Epave d’Epagnette, Somme.
Campagne de fouille 2012
Eric RIETH
CNRS (LAMOP)
Musée national de la Marine

 

1. Découverte de l’épave
C’est au cours d’une prospection subaquatique thématique conduite sous la direction de Christophe Cloquier dans le cadre de ses recherches doctorales sur les aménagements médiévaux et modernes de la Somme (thèse soutenue en mars 2012) que deux épaves ont été découvertes en 2002 au niveau du village d’Epagnette (Somme). L’une est celle d’une petite barque à fond plat d’époque contemporaine et l’autre, chargée de tuiles, est celle qui est l’objet de la fouille.


 Elle repose le long de la rive gauche de la Somme sur laquelle est aménagé le chemin de halage, à l’extrémité aval d’une section de la Somme rectiligne sur près de 400 m et bornée par deux petits méandres en amont et en aval, ce dernier précédant le grand méandre située entre les lieux-dits Les Roques, en rive droite, et Les Près Roque, en rive gauche. L’épave se trouve au bas de la pente de la rive gauche, à une profondeur moyenne comprise entre 2,50 m et 3 m. Au niveau de l’épave, le lit mineur de la Somme est constitué d’une couche épaisse de sables fluviatiles.


Il apparaît évident que le paysage contemporain de la Somme, tant celui du lit mineur que celui du lit majeur, correspond à une évolution récente du fleuve liée, notamment, à sa canalisation au cours du XIXe siècle et, plus récemment aux travaux faisant suite aux inondations des années 2000


2. Les objectifs de la fouille

L’étude de l’épave d’Epagnette et de sa cargaison s’inscrit dans le prolongement direct du programme de recherche interdisciplinaire sur les batelleries fluvio-maritimes médiévales et modernes (direction Eric Rieth) et de la fouille programmée (2005-2010) de l’épave de la première moitié du XVe siècle EP1- Canche, Beutin, Pas-de-Calais, et de son environnement nautique. Après l’étude de cette épave d’un caboteur fluvio-maritime de la première moitié du XVe siècle, l’étude de l’épave EP1-Epagnette, en relation avec son environnement, apparaissait constituer un possible modèle de comparaison particulièrement pertinent.

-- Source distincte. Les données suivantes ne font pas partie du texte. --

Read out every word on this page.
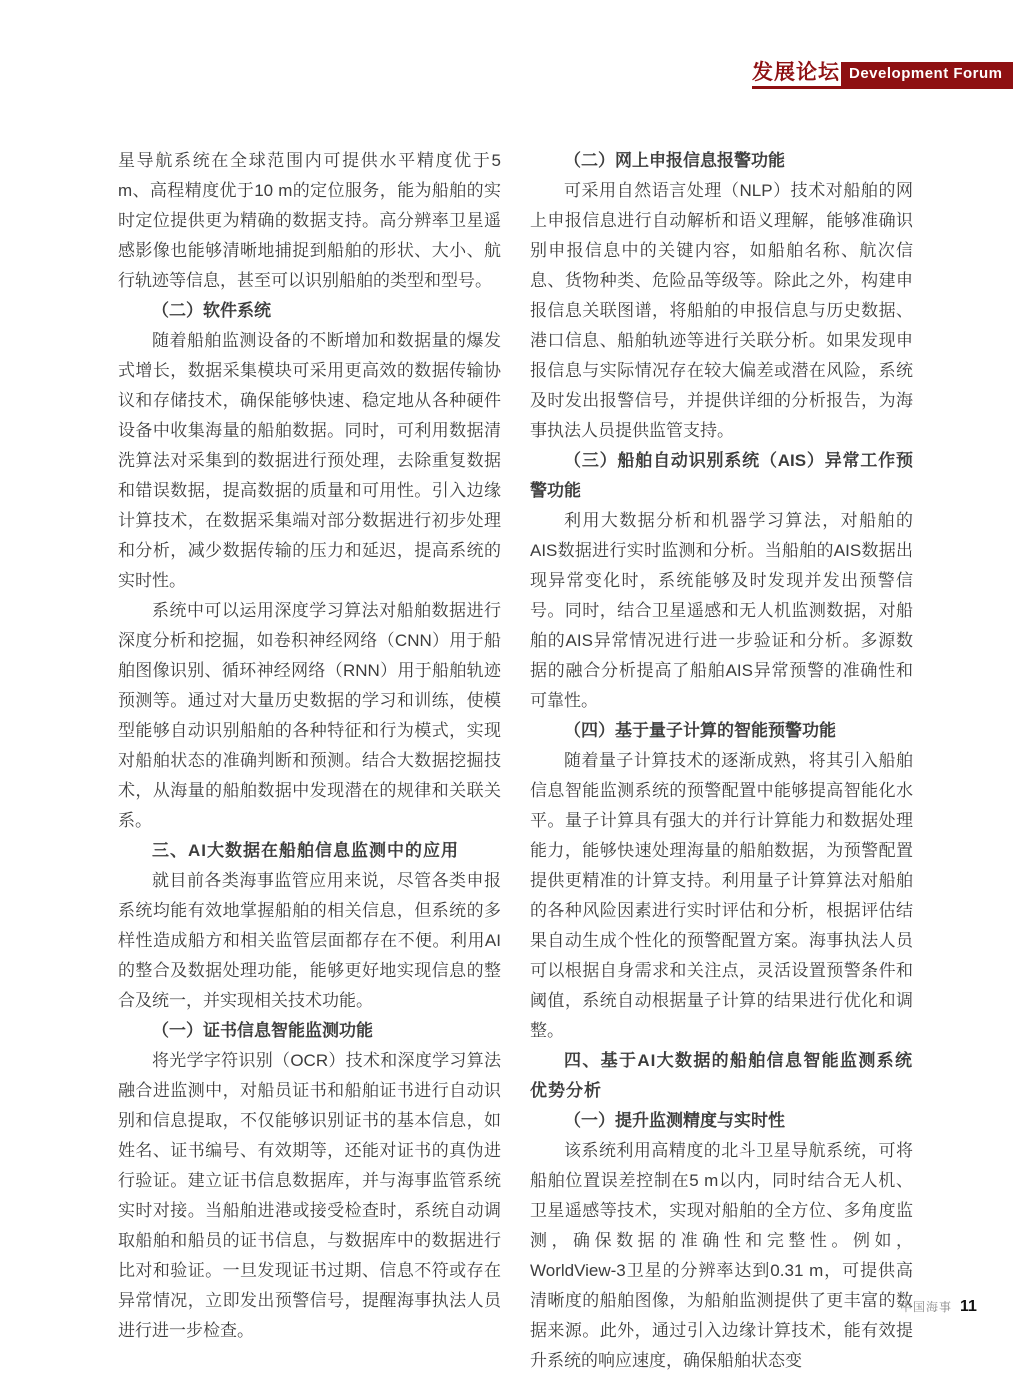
发展论坛 Development Forum

星导航系统在全球范围内可提供水平精度优于5 m、高程精度优于10 m的定位服务，能为船舶的实时定位提供更为精确的数据支持。高分辨率卫星遥感影像也能够清晰地捕捉到船舶的形状、大小、航行轨迹等信息，甚至可以识别船舶的类型和型号。

（二）软件系统

随着船舶监测设备的不断增加和数据量的爆发式增长，数据采集模块可采用更高效的数据传输协议和存储技术，确保能够快速、稳定地从各种硬件设备中收集海量的船舶数据。同时，可利用数据清洗算法对采集到的数据进行预处理，去除重复数据和错误数据，提高数据的质量和可用性。引入边缘计算技术，在数据采集端对部分数据进行初步处理和分析，减少数据传输的压力和延迟，提高系统的实时性。

系统中可以运用深度学习算法对船舶数据进行深度分析和挖掘，如卷积神经网络（CNN）用于船舶图像识别、循环神经网络（RNN）用于船舶轨迹预测等。通过对大量历史数据的学习和训练，使模型能够自动识别船舶的各种特征和行为模式，实现对船舶状态的准确判断和预测。结合大数据挖掘技术，从海量的船舶数据中发现潜在的规律和关联关系。

三、AI大数据在船舶信息监测中的应用

就目前各类海事监管应用来说，尽管各类申报系统均能有效地掌握船舶的相关信息，但系统的多样性造成船方和相关监管层面都存在不便。利用AI的整合及数据处理功能，能够更好地实现信息的整合及统一，并实现相关技术功能。

（一）证书信息智能监测功能

将光学字符识别（OCR）技术和深度学习算法融合进监测中，对船员证书和船舶证书进行自动识别和信息提取，不仅能够识别证书的基本信息，如姓名、证书编号、有效期等，还能对证书的真伪进行验证。建立证书信息数据库，并与海事监管系统实时对接。当船舶进港或接受检查时，系统自动调取船舶和船员的证书信息，与数据库中的数据进行比对和验证。一旦发现证书过期、信息不符或存在异常情况，立即发出预警信号，提醒海事执法人员进行进一步检查。

（二）网上申报信息报警功能

可采用自然语言处理（NLP）技术对船舶的网上申报信息进行自动解析和语义理解，能够准确识别申报信息中的关键内容，如船舶名称、航次信息、货物种类、危险品等级等。除此之外，构建申报信息关联图谱，将船舶的申报信息与历史数据、港口信息、船舶轨迹等进行关联分析。如果发现申报信息与实际情况存在较大偏差或潜在风险，系统及时发出报警信号，并提供详细的分析报告，为海事执法人员提供监管支持。

（三）船舶自动识别系统（AIS）异常工作预警功能

利用大数据分析和机器学习算法，对船舶的AIS数据进行实时监测和分析。当船舶的AIS数据出现异常变化时，系统能够及时发现并发出预警信号。同时，结合卫星遥感和无人机监测数据，对船舶的AIS异常情况进行进一步验证和分析。多源数据的融合分析提高了船舶AIS异常预警的准确性和可靠性。

（四）基于量子计算的智能预警功能

随着量子计算技术的逐渐成熟，将其引入船舶信息智能监测系统的预警配置中能够提高智能化水平。量子计算具有强大的并行计算能力和数据处理能力，能够快速处理海量的船舶数据，为预警配置提供更精准的计算支持。利用量子计算算法对船舶的各种风险因素进行实时评估和分析，根据评估结果自动生成个性化的预警配置方案。海事执法人员可以根据自身需求和关注点，灵活设置预警条件和阈值，系统自动根据量子计算的结果进行优化和调整。

四、基于AI大数据的船舶信息智能监测系统优势分析

（一）提升监测精度与实时性

该系统利用高精度的北斗卫星导航系统，可将船舶位置误差控制在5 m以内，同时结合无人机、卫星遥感等技术，实现对船舶的全方位、多角度监测，确保数据的准确性和完整性。例如，WorldView-3卫星的分辨率达到0.31 m，可提供高清晰度的船舶图像，为船舶监测提供了更丰富的数据来源。此外，通过引入边缘计算技术，能有效提升系统的响应速度，确保船舶状态变

中国海事 11
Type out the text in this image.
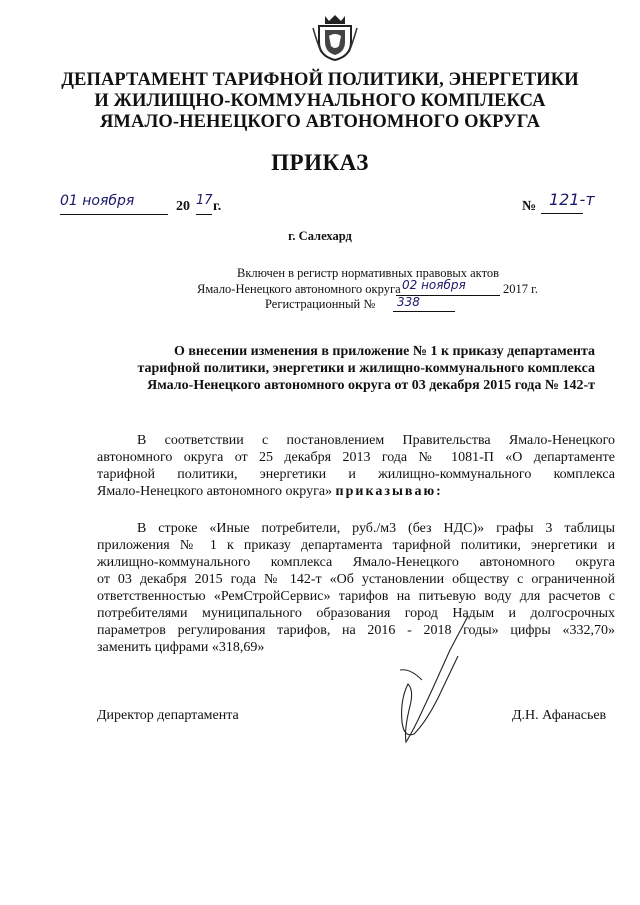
ДЕПАРТАМЕНТ ТАРИФНОЙ ПОЛИТИКИ, ЭНЕРГЕТИКИ
И ЖИЛИЩНО-КОММУНАЛЬНОГО КОМПЛЕКСА
ЯМАЛО-НЕНЕЦКОГО АВТОНОМНОГО ОКРУГА
ПРИКАЗ
01 ноября	20 17 г.	№ 121-т
г. Салехард
Включен в регистр нормативных правовых актов
Ямало-Ненецкого автономного округа 02 ноября	2017 г.
Регистрационный № 338
О внесении изменения в приложение № 1 к приказу департамента
тарифной политики, энергетики и жилищно-коммунального комплекса
Ямало-Ненецкого автономного округа от 03 декабря 2015 года № 142-т
В соответствии с постановлением Правительства Ямало-Ненецкого
автономного округа от 25 декабря 2013 года № 1081-П «О департаменте
тарифной политики, энергетики и жилищно-коммунального комплекса
Ямало-Ненецкого автономного округа» приказываю:
В строке «Иные потребители, руб./м3 (без НДС)» графы 3 таблицы
приложения № 1 к приказу департамента тарифной политики, энергетики и
жилищно-коммунального комплекса Ямало-Ненецкого автономного округа
от 03 декабря 2015 года № 142-т «Об установлении обществу с ограниченной
ответственностью «РемСтройСервис» тарифов на питьевую воду для расчетов с
потребителями муниципального образования город Надым и долгосрочных
параметров регулирования тарифов, на 2016 - 2018 годы» цифры «332,70»
заменить цифрами «318,69»
Директор департамента	Д.Н. Афанасьев
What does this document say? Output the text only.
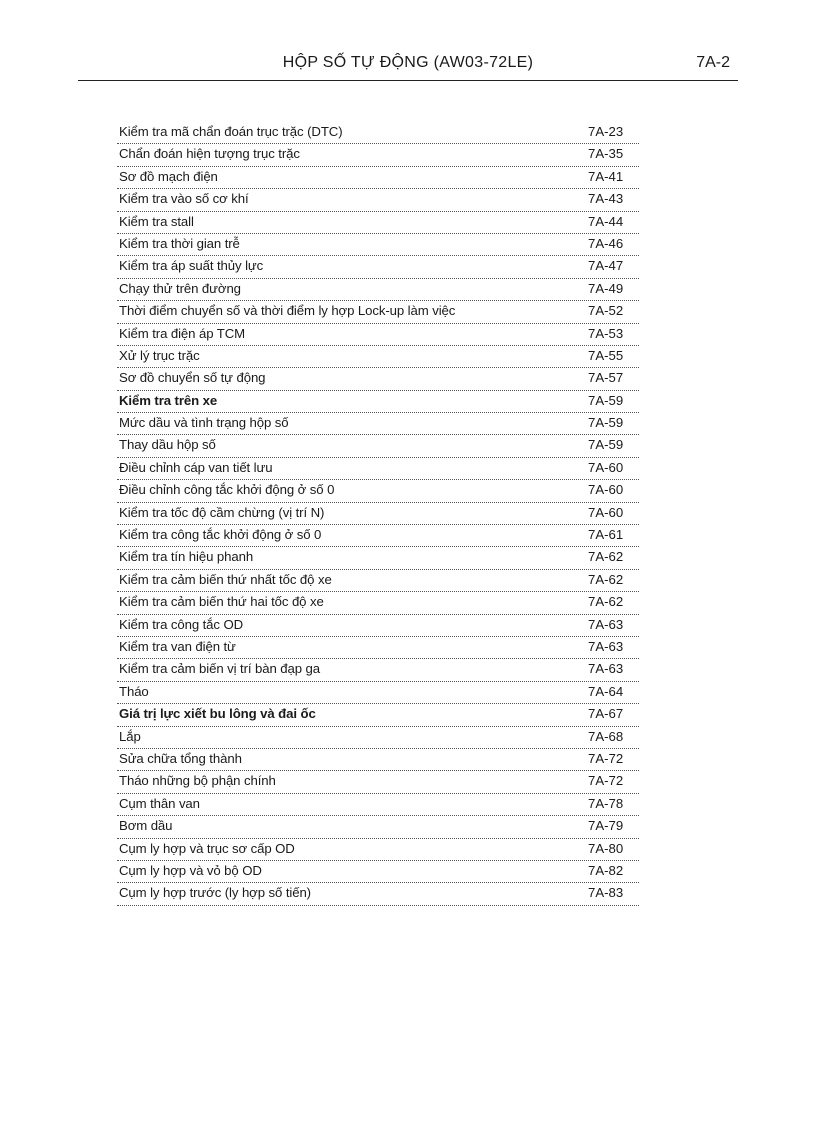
HỘP SỐ TỰ ĐỘNG (AW03-72LE)	7A-2
Kiểm tra mã chẩn đoán trục trặc (DTC)	7A-23
Chẩn đoán hiện tượng trục trặc	7A-35
Sơ đồ mạch điện	7A-41
Kiểm tra vào số cơ khí	7A-43
Kiểm tra stall	7A-44
Kiểm tra thời gian trễ	7A-46
Kiểm tra áp suất thủy lực	7A-47
Chạy thử trên đường	7A-49
Thời điểm chuyển số và thời điểm ly hợp Lock-up làm việc	7A-52
Kiểm tra điện áp TCM	7A-53
Xử lý trục trặc	7A-55
Sơ đồ chuyển số tự động	7A-57
Kiểm tra trên xe	7A-59
Mức dầu và tình trạng hộp số	7A-59
Thay dầu hộp số	7A-59
Điều chỉnh cáp van tiết lưu	7A-60
Điều chỉnh công tắc khởi động ở số 0	7A-60
Kiểm tra tốc độ cầm chừng (vị trí N)	7A-60
Kiểm tra công tắc khởi động ở số 0	7A-61
Kiểm tra tín hiệu phanh	7A-62
Kiểm tra cảm biến thứ nhất tốc độ xe	7A-62
Kiểm tra cảm biến thứ hai tốc độ xe	7A-62
Kiểm tra công tắc OD	7A-63
Kiểm tra van điện từ	7A-63
Kiểm tra cảm biến vị trí bàn đạp ga	7A-63
Tháo	7A-64
Giá trị lực xiết bu lông và đai ốc	7A-67
Lắp	7A-68
Sửa chữa tổng thành	7A-72
Tháo những bộ phận chính	7A-72
Cụm thân van	7A-78
Bơm dầu	7A-79
Cụm ly hợp và trục sơ cấp OD	7A-80
Cụm ly hợp và vỏ bộ OD	7A-82
Cụm ly hợp trước (ly hợp số tiến)	7A-83
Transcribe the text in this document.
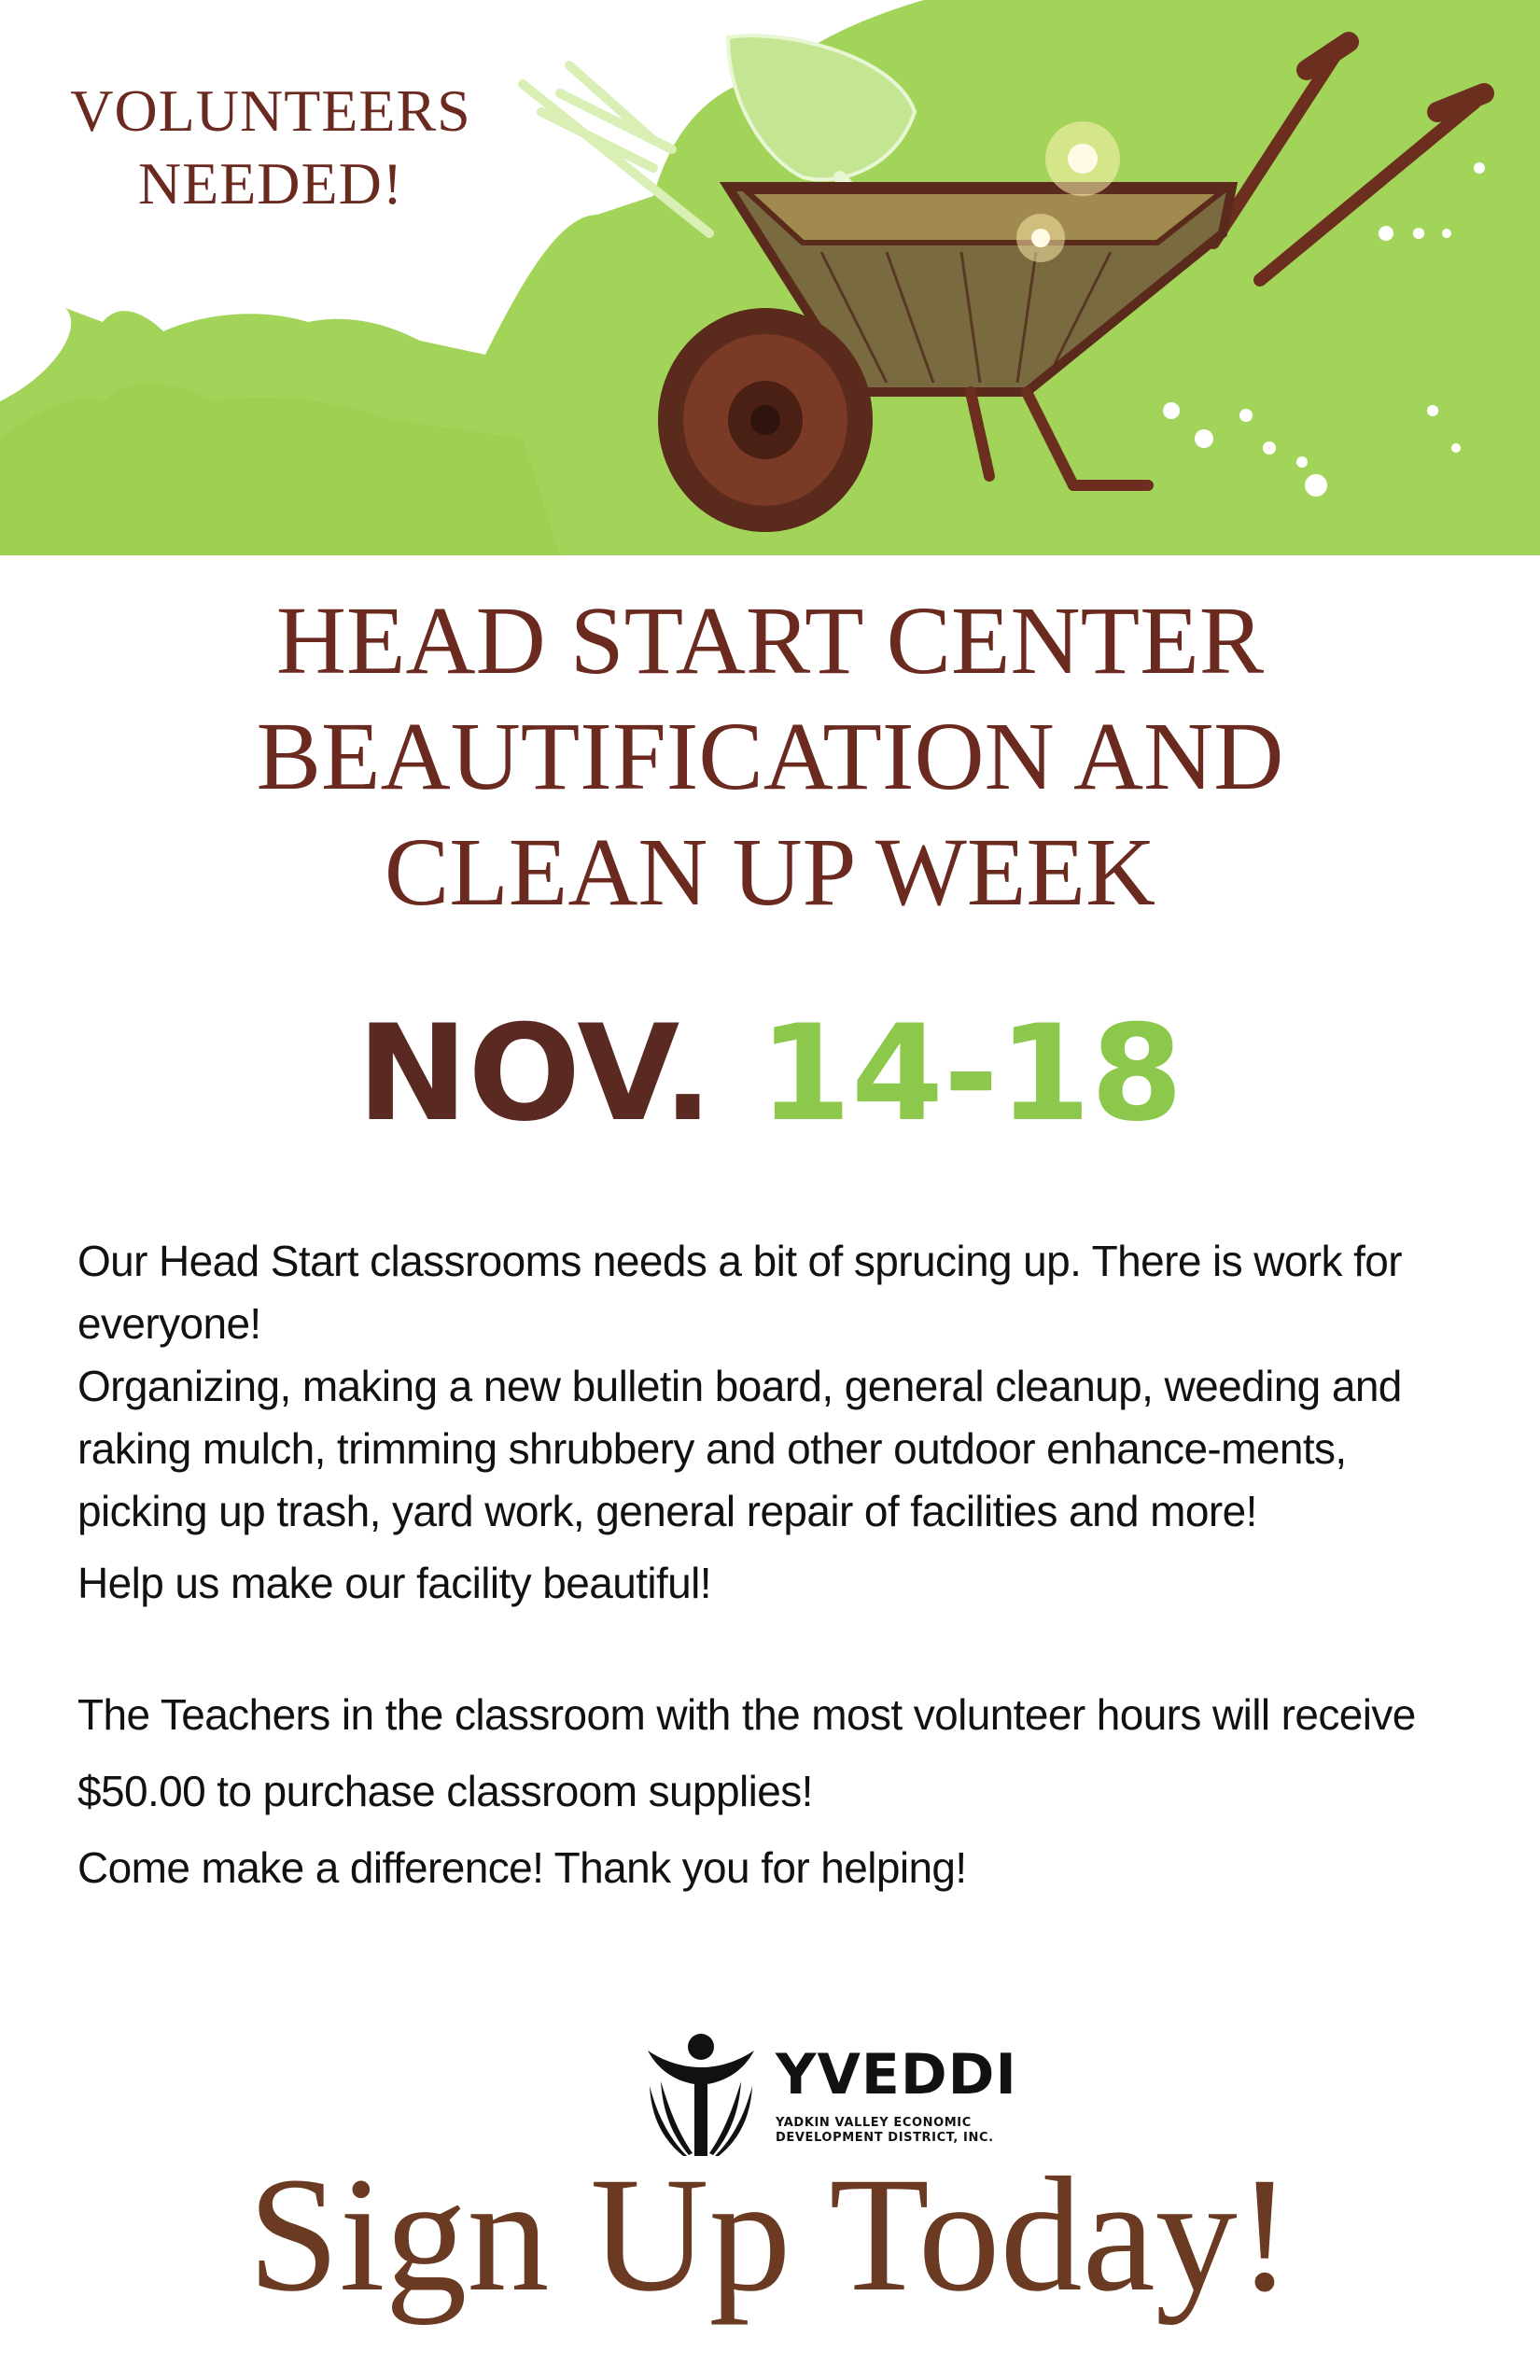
VOLUNTEERS
NEEDED!
HEAD START CENTER
BEAUTIFICATION AND
CLEAN UP WEEK
NOV. 14-18

Our Head Start classrooms needs a bit of sprucing up. There is work for everyone!

Organizing, making a new bulletin board, general cleanup, weeding and raking mulch, trimming shrubbery and other outdoor enhance-ments, picking up trash, yard work, general repair of facilities and more!

Help us make our facility beautiful!

The Teachers in the classroom with the most volunteer hours will receive $50.00 to purchase classroom supplies!

Come make a difference! Thank you for helping!

YVEDDI
YADKIN VALLEY ECONOMIC
DEVELOPMENT DISTRICT, INC.
Sign Up Today!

Après une campagne d’évaluation de l’épave en 2011, un programme de fouille pluriannuelle (2012-1014) a été élaboré.


C’est dans le cadre de l’archéologie nautique en contexte fluvial que les objectifs de la fouille ont été définis. Ce ne sont plus seulement les moyens de transport par eau et les aménagements des rives des cours d’eau en contexte urbain et rural qui sont étudiés, mais l'ensemble des témoignages matériels, archéologiques et paléo-environnementaux, rattachés aux milieux fluviaux en tant qu'espaces nautiques. Ainsi, tous les aspects constitutifs des réalités fonctionnelles de ces espaces comme milieux naturels et aménagés, axes de communications et d'échanges, espaces d'exploitation des richesses halieutiques et d'utilisation de l'énergie hydraulique ... sont prises en compte. En outre, chacune de ces fonctions est désormais envisagée par rapport à l'ensemble du « système fonctionnel nautique » de la voie d’eau. Ainsi, ce ne sont plus les seuls vestiges d'un bateau qui sont l'objet d'une analyse mais l'intégralité des données identifiables associées à ce bateau - des modifications géomorphologiques du fleuve aux conséquences, du point de vue des conditions de navigation, résultant de la position de l’épave dans le lit mineur - qui sont prises en considération. Cette évolution de la définition de l’archéologie nautique se traduit par une double mutation, du point de vue thématique et méthodologique, conduisant d'une archéologie des structures (épave, appontement, quai, pêcherie, épis, gué, pont, bac …) à une archéologie des relations entre structures et espaces fluviaux (lit mineur et rives).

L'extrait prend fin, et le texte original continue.